Ardent anti-gun advocate Rosie O’Donnell hired armed bodyguards to protect her children. Newt Gingrich pursued President Clinton for perjuring himself about infidelity when Gingrich was himself then actively an adulterer. Barack Obama criticized the Bush administration for unconstitutionally using military power in situations not directly impacting the security of the U.S. and when in power did the very same thing. Sarah Palin strongly defended traditional values while her daughter was bearing a child out of wedlock. Sen. Claire McCaskill strenuously argued for taxing the rich and corporations while her own companies were illegally evading the payment of taxes. Nancy Pelosi, a Roman Catholic, zealously supporting abortion rights for women. Joe Biden advocates for more governmental help to the poor and downtrodden while giving very little of his own income to help the very same poor. Al Gore flies in wasteful and polluting private jets to attend various “global warming” conferences around the world. Michael Moore earns millions of dollars utilizing a system he says is corrupt.

There are innumerable examples of hypocrisy in our political and public classes. Likewise it is rampant in our personal lives and those of our friends and acquaintances. Hypocrisy is the natural state of man. Man, however, has unlimited power to rationalize his own actions to himself. Those who avoid all appearance of hypocrisy are either very good at concealing themselves or perfect. And the latter state is not really an option.

A person can believe strongly in a particular idea of what is right and yet, when confronted with personal circumstances, act in a manner inconsistent with his or her own beliefs. Does this mean that they are wrong in advocating for their particular ideas or does it mean that they are humans trying to do the best that they can?

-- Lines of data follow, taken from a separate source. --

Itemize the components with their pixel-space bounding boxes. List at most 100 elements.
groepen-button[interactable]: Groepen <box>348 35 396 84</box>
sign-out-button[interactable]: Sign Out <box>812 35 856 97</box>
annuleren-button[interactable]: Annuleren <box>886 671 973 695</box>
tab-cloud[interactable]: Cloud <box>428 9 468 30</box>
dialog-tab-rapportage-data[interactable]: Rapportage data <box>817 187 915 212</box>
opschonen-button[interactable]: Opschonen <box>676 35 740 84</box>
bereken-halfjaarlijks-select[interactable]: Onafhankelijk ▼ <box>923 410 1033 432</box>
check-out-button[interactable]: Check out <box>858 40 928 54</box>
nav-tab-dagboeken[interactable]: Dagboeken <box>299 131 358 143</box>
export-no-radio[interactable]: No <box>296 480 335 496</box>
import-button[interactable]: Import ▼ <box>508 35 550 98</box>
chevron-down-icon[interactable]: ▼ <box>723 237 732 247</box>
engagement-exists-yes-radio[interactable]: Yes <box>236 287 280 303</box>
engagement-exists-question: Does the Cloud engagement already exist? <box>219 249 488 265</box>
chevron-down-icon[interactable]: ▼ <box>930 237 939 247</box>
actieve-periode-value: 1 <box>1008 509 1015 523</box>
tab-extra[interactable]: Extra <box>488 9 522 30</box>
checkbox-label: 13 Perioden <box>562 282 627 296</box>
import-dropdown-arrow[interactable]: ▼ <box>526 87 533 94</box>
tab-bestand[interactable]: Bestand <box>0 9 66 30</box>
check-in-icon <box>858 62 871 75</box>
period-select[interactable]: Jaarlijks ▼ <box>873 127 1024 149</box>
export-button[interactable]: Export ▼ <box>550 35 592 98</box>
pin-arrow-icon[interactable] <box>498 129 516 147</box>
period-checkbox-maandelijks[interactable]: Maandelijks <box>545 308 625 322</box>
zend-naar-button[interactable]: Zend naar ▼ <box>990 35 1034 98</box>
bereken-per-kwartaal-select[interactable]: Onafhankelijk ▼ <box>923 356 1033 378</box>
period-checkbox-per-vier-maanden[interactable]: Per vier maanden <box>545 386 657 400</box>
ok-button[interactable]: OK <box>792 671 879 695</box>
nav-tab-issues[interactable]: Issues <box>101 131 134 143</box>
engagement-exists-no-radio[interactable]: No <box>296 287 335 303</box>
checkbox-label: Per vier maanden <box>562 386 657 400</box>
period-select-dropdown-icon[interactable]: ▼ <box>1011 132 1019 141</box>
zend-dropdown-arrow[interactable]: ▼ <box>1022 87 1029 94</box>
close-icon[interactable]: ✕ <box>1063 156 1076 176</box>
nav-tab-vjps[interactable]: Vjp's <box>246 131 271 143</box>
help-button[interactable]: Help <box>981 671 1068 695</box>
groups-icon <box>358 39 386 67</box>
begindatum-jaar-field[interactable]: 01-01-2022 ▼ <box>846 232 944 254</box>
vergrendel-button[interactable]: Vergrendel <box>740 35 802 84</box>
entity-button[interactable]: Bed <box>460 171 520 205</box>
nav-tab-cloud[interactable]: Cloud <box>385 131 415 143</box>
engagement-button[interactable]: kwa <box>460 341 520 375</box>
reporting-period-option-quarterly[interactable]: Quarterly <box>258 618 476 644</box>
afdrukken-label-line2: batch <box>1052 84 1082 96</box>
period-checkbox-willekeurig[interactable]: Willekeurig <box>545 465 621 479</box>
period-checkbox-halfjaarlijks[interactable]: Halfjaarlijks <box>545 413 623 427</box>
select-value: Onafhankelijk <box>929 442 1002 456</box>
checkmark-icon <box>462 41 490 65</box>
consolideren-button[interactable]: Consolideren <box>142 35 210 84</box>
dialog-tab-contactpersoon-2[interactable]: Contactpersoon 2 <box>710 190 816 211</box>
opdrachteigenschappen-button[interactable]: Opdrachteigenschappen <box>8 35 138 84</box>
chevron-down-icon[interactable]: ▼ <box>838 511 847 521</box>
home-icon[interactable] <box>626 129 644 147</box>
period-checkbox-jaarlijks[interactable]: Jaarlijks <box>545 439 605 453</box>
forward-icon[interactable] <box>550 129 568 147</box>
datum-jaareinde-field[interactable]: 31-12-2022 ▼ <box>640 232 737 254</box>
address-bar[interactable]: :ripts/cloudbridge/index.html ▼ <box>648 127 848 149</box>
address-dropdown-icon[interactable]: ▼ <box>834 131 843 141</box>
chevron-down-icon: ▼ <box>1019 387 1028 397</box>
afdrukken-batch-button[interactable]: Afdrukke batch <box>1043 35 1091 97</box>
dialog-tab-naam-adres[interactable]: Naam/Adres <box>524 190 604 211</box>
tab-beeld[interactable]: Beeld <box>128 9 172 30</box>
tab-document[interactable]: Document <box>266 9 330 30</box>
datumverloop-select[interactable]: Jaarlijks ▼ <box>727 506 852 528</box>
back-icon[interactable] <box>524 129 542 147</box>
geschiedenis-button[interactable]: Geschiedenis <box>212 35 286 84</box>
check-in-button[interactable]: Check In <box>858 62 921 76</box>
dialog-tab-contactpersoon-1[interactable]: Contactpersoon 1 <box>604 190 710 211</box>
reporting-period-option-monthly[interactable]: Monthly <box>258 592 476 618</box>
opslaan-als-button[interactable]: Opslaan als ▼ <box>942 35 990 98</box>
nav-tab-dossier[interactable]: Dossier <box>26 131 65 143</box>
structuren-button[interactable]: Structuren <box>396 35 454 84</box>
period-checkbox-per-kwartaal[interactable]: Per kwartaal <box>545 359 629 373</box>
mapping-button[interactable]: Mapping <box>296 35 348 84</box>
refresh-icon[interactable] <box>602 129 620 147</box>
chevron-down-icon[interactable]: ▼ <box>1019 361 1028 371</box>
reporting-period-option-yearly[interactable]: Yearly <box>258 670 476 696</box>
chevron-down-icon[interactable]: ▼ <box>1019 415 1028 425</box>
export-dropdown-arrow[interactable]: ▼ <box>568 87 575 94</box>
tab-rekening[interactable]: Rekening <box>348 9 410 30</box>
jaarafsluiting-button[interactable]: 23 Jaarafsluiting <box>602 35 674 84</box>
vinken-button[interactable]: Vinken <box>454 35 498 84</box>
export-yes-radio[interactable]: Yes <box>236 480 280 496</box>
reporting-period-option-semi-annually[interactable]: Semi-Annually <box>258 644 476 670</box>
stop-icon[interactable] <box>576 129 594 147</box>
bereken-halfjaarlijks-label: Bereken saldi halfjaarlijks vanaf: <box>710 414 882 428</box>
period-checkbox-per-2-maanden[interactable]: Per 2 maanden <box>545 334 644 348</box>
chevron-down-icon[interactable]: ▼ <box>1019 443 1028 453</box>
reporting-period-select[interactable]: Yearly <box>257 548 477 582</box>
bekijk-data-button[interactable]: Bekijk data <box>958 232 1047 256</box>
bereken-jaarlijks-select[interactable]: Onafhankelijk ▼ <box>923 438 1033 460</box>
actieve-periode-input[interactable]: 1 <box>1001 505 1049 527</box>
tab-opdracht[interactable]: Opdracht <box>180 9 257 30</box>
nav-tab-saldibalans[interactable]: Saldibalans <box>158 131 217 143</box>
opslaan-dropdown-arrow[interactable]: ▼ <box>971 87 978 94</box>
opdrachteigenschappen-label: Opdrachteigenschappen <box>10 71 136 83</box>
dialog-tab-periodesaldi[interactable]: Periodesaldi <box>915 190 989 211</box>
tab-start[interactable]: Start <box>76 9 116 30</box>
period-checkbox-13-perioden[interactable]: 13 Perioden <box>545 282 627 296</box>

Does acting inconsistent with a principle you hold dear mean that the principle is somehow less true or even false?

It would be too long and arduous a process to analyze even the few examples I detailed above to attempt to determine whether the apparent inconsistencies in the actions of those individuals indicate either: (1) that they do not believe in the principles which they advocate for and advocate them only for political or other expendiency; or (2) that they admit their inconsistency as a human failing and seek forgiveness for their transgressions of the principles which they espouse. Why should hypocrisy, being universal, even be important in our politics? Isn’t it more important to analyze the espoused principles themselves to see if they are well grounded in good policy than to try to determine whether the person who voices principles lives up to the dictates of his or her own conscience 24/7?

We must leave room for honest mistakes and even human weakness rather than always assigning to such behavior the labels of hypocrisy, lying, duplicity and political gamesmanship. For instance, does the commission of a murder indicate that the murderer does not believe that murder is wrong? Does a violation of the speed limit by a person mean that the speeder really thinks all speed limits should be removed? Why do we apparently presume that violation of a given principle by a person necessarily means that, for that person, it is always okay to ignore that principle and hence he or she doesn’t really believe in it? Is perfection the test for voicing your opinion in public?

It appears to me that we pay way too much deference to the news media’s and pundit’s constant harping on charges of the “hypocrisy” of politicians and ideological opponents when what we should be doing is analyzing the merit or lack of merit of the the principle being espoused by judging the arguments for and against it. We prefer, however, to personify these principles in order to justify our own transgressions. If there are no valid standards, there is no bad behavior. We personify these issues because the very imperfections of those advocating high standards exempts us, in our own minds, from striving to achieve those standards in our lives. Judging ourselves against those who espouse high standards yields us a better score than judging ourselves against the standards themselves. Removing all standards upon the justification that nobody’s perfect, however, will inevitably yield rather a bad harvest.